Dealing with telemarketer/telesales – when you should listen

I don’t begrudge people who work over the telephone doing their jobs one little bit. In a past life as a sales person, I personally sold several million dollars worth of services over the phone in a professional capacity.

That doesn’t mean, however, that a telemarketing call is always a welcome interruption.

Before the tips o’ doom and humor for dealing with telemarketers, a little background for why you listen sometimes.

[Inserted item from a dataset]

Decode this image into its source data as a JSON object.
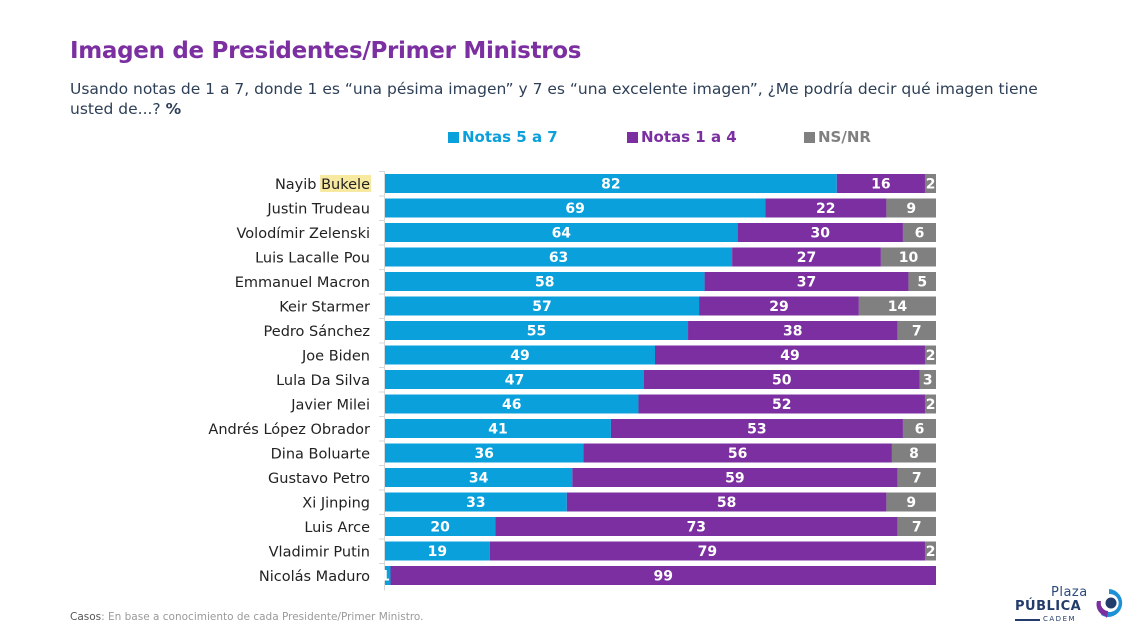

One, consider the difference between sales people and marketers. Telemarketers are a volume-driven, numbers game. It’s like phone spam. Dial a bazillion times, if 1/2 of 1% respond to buying, minus my costs, and do I have a business? Sales people, good ones, have an attitude of ‘It’s a waste of my time to waste yours, but I’ve got something that might be of value to you. Professional to professional, would you like to learn more?’

Sales people have names. Telemarketers don’t. Telemarketers read scripts that they have trouble deviating from unless it’s on the ‘script tree.’ Sales people know how they’re going to open and close a call, but have a person-to-person dialogue skill set in the middle.

So when do you listen? When they’re pros and might have something you need. That doesn’t mean you don’t sometimes say, “I can’t have this conversation right now, but if you’ll give me your number I’ll call you back (or call me back tomorrow, or send me an email, or let me send you an email…).” Try THAT with a telemarketer.

So an idea or two for telemarketers (who, by the way, are probably really nice people stuck working for companies asking them to do inhuman things):

My wife hands the phone to my son. He’s four. He chats until they hang up.

I’ve known people who subscribe to things with their dog’s name so they know it’s a telemarketer. Or use your name backwards, so Rob Johns becomes John Robs.

You could say ‘Just a sec…’ …putting the phone down and letting it sit until they hang up.

I’ve never tried it, but I understand that if one of those auto-dialers gets you and you hit the pound key a pile of times that it’ll confuse the machine.

Finally, if you run a business: recruit them. Every once in a while you get a really tactful, literate person on the phone. In an industry with 35% annual turnover, someone like that isn’t going to be there long. Offer them a job at your biz.